It’s that time of year, time to get out into the yard and get your hands dirty. After all, the season is short and we want to make the most of it! As you head out with trowel and hose in hand, remember that how we care for our yards affects the health of our rivers, lakes, and wetlands. Water conservation is not only about using less water, but also about keeping that water clean and free from pollution. Follow these yard care tips for cleaner water:
Keep soil in place! Bare soil from your yard can easily wash away with rain and fill in wetlands, rivers and lake bottoms. In addition to destroying aquatic wildlife habitat, dirt carries phosphorus, the pollutant that turns lakes green with algae. Cover bare areas of your lawn with grass seed or other perennial vegetation to keep the ground covered.
Rake up and sweep up! Grass clippings, tree seeds and leaves are also sources of phosphorus – keep them out of the gutter in the street. After mowing, sweep sidewalks, driveways and streets clean of grass clippings.

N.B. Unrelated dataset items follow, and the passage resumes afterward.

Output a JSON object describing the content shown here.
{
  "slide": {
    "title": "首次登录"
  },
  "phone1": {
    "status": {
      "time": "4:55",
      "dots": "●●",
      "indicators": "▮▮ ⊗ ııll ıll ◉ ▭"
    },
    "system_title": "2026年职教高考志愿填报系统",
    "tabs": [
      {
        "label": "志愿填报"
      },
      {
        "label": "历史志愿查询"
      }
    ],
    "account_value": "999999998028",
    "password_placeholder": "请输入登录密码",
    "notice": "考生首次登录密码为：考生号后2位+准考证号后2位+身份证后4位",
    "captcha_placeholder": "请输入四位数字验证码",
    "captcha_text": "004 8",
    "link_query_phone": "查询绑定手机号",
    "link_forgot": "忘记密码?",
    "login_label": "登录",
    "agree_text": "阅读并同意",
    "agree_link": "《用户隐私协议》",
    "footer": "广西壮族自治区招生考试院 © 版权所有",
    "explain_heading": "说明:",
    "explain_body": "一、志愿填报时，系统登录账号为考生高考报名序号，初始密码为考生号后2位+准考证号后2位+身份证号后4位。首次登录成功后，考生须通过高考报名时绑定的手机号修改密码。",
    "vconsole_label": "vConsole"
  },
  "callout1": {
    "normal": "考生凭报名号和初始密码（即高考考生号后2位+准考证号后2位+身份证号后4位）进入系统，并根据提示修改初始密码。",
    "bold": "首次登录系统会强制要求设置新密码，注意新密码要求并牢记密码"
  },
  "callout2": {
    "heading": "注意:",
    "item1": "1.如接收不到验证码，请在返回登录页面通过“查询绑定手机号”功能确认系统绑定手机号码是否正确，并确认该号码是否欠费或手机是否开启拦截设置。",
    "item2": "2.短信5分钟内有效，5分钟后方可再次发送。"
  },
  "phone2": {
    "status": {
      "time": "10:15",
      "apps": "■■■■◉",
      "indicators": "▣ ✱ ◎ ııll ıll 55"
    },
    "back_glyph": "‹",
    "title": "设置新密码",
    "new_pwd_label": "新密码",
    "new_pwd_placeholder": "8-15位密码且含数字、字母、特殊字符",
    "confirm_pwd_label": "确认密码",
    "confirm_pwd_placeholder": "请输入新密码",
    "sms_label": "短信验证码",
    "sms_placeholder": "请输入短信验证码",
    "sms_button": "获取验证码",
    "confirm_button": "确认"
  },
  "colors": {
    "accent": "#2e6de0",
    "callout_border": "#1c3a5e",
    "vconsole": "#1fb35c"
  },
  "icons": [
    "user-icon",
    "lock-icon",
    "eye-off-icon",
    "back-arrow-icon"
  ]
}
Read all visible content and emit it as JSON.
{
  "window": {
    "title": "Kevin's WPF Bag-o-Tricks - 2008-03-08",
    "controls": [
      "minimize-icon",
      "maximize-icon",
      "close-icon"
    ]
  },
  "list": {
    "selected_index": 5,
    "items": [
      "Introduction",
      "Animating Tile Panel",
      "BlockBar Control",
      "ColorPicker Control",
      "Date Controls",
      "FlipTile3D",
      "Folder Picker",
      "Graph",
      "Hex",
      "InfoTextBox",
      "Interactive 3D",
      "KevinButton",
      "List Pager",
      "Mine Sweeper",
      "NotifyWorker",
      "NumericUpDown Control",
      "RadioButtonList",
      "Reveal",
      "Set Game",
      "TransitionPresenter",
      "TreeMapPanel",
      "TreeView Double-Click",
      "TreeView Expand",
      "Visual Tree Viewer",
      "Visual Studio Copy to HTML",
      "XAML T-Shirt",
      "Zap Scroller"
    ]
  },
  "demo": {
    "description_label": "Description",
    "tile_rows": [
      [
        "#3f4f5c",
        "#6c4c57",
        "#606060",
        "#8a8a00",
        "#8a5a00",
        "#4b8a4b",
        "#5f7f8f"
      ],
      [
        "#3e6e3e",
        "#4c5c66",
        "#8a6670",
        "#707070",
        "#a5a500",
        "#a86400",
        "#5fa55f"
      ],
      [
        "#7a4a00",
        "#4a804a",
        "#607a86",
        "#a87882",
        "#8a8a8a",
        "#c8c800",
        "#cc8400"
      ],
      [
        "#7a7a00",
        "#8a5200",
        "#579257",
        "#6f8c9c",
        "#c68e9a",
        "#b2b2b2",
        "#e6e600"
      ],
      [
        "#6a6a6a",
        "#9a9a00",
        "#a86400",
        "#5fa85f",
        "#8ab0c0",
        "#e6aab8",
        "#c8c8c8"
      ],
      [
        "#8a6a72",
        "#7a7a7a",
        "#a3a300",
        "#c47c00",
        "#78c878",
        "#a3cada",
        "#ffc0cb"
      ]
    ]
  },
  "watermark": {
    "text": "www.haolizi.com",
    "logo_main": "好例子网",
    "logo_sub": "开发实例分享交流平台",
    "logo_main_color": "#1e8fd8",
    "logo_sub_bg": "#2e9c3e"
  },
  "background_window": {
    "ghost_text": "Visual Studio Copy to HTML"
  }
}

Pick up after pets! In addition to containing phosphorus, pet waste contains bacteria which can lead to beach closings. Collect pet waste in plastic bags and place in the trash. Never use storm drains for disposing of pet waste!
Soak up the rain naturally! Natural landscapes soak up rain like a sponge. Converting excess lawn to native plants means longer roots, allowing rain water to soak in. Be sure to direct your downspouts onto your lawn and landscaping so the rain water can soak in instead of running down your driveway into the gutter. If you are adventurous, you can create a raingarden, a landscape bed with a shallow depression designed to capture and soak up rain water.
Catch the rain! Consider installing a rain barrel. Rain barrels catch water during while it is raining, reducing stormwater, plus you can use that rain water later to water your garden during a dry spell. It is a win-win.
Water wisely! If you have a sprinkler system, make sure it is not running when it is raining! It seems simple, but many automatic sprinkler systems run whether it’s raining or not. This not only unnecessary, it also creates additional stormwater. Make sure your sprinkler is watering your lawn and landscaping and not your driveway or sidewalk.
Fertilize with care! Get a soil test before you apply lawn fertilizer this year to see if any fertilizer is needed. Excess fertilizer is picked up by stormwater and carried directly into our lakes and streams.
Everything we do on our lawns, driveways and yards eventually ends up in our rivers, lakes and wetlands. Everyday decisions do matter.